Minimum detectable effect size for main outcomes (accounting for sample
design and clustering)
For administrative data outcomes, part of the driver-level panel of active ours, earnings and trips completed, we find that, on average, we detect a 9-14% change in the outcome relative to the control mean. This is equivalent to approximately 0.16 standard deviations. For the survey outcomes, the minimum detectable effect varies across outcomes. For the driver's overall monthly expenditure (including household expenditures, outstanding loans, school fees, and remittances), we detect an effect of approximately 0.72 standard deviations. For the proportion of time spent on the platform, we find a minimum detectable of less than 13% of the control mean or less than 0.408 units of standard deviation (meaning that we can detect less than a 10% increase in the proportion of time spent on the platform). For the binary outcome of whether the driver self-reports that they can meet their household expenditure, 80% power is achieved at a control mean of 18% (approximately 0.44 standard deviations). For the total hours spent on income-generating activities, we detect a 33\% change relative to the control mean, or 0.45 standard deviations.
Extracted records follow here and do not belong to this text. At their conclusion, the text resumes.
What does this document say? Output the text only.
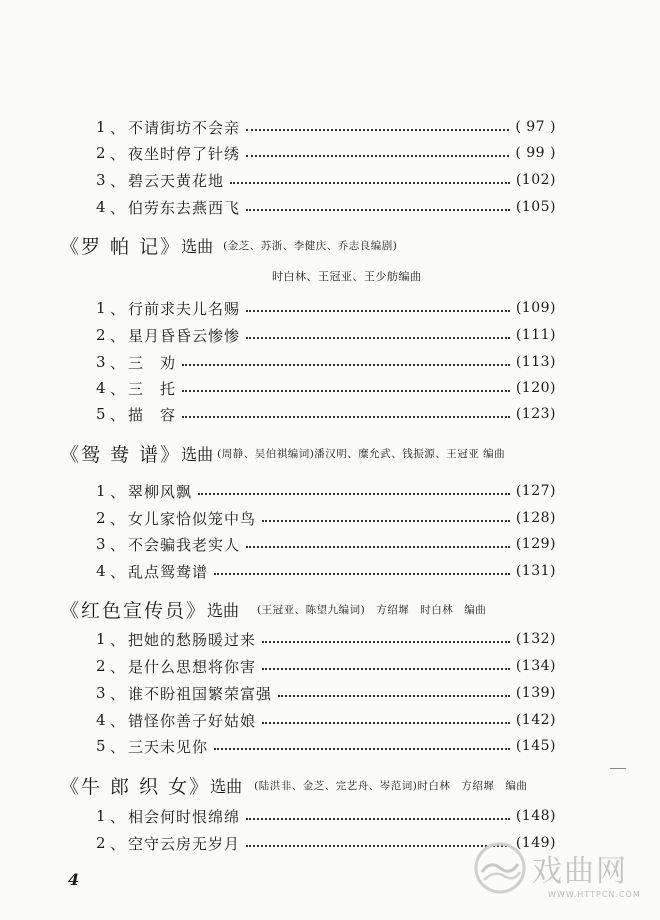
1 、 不请街坊不会亲	( 97 )
2 、 夜坐时停了针绣	( 99 )
3 、 碧云天黄花地	(102)
4 、 伯劳东去燕西飞	(105)
《罗 帕 记》 选曲 (金芝、苏浙、李健庆、乔志良编剧)
时白林、王冠亚、王少舫编曲
1 、 行前求夫儿名赐	(109)
2 、 星月昏昏云惨惨	(111)
3 、 三　劝	(113)
4 、 三　托	(120)
5 、 描　容	(123)
《鸳 鸯 谱》 选曲 (周静、吴伯祺编词)潘汉明、糜允武、钱振源、王冠亚 编曲
1 、 翠柳风飘	(127)
2 、 女儿家恰似笼中鸟	(128)
3 、 不会骗我老实人	(129)
4 、 乱点鸳鸯谱	(131)
《红色宣传员》 选曲 (王冠亚、陈望九编词)　方绍墀　时白林　编曲
1 、 把她的愁肠暖过来	(132)
2 、 是什么思想将你害	(134)
3 、 谁不盼祖国繁荣富强	(139)
4 、 错怪你善子好姑娘	(142)
5 、 三天未见你	(145)
《牛 郎 织 女》 选曲 (陆洪非、金芝、完艺舟、岑范词)时白林　方绍墀　编曲
1 、 相会何时恨绵绵	(148)
2 、 空守云房无岁月	(149)
4	戏曲网
WWW.HTTPCN.COM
Finally, for the outcome that the days of the week to work are most important when working on the platform, we find that 80% power is achieved with 61% control of the mean. As expected, the survey outcomes have a higher minimum detectable effect than the administrative outcomes. We lose power when collapsing the data into an ANCOVA specification, thereby reducing variation over time. This is compounded by the fact that survey outcomes tend to exhibit greater noise.